David Paul Scofield, Oscar-winning British actor of stage and screen died from complications related to leukemia in a hospital near his home in Sussex. He was 86.
Known for being selective about his roles and turning down knighthood twice (“If you want a title, what’s wrong with ‘mister?'”), Scofield was notoriously out of the public eye. In keeping with this tendency he didn’t attend the Oscars to retrieve his award for playing Sir Thomas More in A Man for All Seasons.
According to the Times UK, Scofield had a nickname among his peers: “St Paul.” While contemporaries like Richard Burton, Peter O’Toole, and Richard Harris were steaming the seams of tabloid international, Scofield stayed a steady course, lived in the house he purchased in the early 1950s with his wife, actress Joy Parker, and their two children. The couple was married for 65 years.

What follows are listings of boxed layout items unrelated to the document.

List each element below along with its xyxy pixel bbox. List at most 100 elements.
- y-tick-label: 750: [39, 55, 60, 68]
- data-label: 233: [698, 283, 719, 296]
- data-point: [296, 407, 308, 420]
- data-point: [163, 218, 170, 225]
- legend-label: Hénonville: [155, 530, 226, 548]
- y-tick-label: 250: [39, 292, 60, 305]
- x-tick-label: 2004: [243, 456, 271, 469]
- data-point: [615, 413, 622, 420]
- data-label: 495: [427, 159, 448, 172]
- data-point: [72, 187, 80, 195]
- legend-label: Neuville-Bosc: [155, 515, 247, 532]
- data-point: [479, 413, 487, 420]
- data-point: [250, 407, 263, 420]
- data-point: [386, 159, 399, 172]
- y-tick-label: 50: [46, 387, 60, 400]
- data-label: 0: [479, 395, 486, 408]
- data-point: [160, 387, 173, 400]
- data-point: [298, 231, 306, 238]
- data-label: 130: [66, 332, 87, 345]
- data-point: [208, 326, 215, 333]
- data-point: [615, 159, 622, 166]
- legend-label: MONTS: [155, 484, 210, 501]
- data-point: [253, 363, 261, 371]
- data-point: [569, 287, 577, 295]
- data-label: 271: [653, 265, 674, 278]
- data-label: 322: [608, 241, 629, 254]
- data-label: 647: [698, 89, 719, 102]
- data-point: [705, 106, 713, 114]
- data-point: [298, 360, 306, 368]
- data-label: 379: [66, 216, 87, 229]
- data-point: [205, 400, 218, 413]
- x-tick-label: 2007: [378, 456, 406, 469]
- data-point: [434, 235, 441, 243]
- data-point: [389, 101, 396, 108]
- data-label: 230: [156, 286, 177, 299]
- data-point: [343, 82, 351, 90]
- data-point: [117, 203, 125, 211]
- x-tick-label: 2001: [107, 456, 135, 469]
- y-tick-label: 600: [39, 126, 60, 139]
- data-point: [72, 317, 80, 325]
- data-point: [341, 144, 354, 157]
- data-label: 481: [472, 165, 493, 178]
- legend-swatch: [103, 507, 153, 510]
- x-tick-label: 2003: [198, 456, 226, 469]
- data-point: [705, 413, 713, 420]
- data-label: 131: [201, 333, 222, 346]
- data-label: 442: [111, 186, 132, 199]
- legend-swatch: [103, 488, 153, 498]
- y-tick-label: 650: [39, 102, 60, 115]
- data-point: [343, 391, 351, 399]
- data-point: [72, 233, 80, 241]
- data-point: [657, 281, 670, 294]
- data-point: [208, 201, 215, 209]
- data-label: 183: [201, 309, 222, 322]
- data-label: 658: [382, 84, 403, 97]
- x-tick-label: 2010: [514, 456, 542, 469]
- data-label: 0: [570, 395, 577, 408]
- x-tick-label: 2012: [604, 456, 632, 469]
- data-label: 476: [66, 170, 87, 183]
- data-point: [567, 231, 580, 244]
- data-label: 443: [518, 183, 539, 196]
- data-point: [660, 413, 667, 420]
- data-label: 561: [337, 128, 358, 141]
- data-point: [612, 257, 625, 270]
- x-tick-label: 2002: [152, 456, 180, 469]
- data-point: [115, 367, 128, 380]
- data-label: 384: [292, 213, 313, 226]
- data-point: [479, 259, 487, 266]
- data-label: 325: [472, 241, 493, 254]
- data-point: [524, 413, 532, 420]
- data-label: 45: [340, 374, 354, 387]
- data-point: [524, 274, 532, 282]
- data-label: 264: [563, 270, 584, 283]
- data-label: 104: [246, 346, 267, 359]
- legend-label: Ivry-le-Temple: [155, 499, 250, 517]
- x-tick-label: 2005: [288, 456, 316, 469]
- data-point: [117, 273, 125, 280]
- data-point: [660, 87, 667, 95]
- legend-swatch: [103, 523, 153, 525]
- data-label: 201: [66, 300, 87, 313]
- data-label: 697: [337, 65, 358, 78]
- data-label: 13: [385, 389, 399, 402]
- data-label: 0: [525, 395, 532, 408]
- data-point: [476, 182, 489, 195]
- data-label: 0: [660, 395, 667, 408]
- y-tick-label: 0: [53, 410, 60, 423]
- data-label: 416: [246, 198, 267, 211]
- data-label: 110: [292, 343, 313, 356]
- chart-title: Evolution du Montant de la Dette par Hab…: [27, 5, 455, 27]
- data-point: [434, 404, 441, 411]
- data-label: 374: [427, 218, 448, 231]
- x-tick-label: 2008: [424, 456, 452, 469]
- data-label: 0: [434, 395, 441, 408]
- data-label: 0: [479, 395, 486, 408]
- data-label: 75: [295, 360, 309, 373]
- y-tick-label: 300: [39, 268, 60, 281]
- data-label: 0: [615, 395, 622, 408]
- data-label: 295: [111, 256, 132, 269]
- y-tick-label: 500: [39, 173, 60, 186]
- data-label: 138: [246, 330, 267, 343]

Scofield was often characterized as an actor’s actor. With a voice that the Times UK once claimed “sounded like the starting of a Rolls-Royce,” Scofield appeared on TV and in Shakespearean radio plays, but is most known for his works on stage. He played almost every imaginable Shakespearean character, as well as many by Graham Greene and Edward Albee. Cast as Horatio, Scofield met Parker when she was playing Ophelia in a 1942 production of Hamlet.
Richard Burton is credited saying, “Of the ten greatest moments in the theater, eight are Scofield’s.”
More modern audiences might remember Scofield as Mark Van Doren in Robert Redford‘s Quiz Show. Though Scofield didn’t win the Oscar for that part, the commitment and girth he lent to his role are the stuff of legend.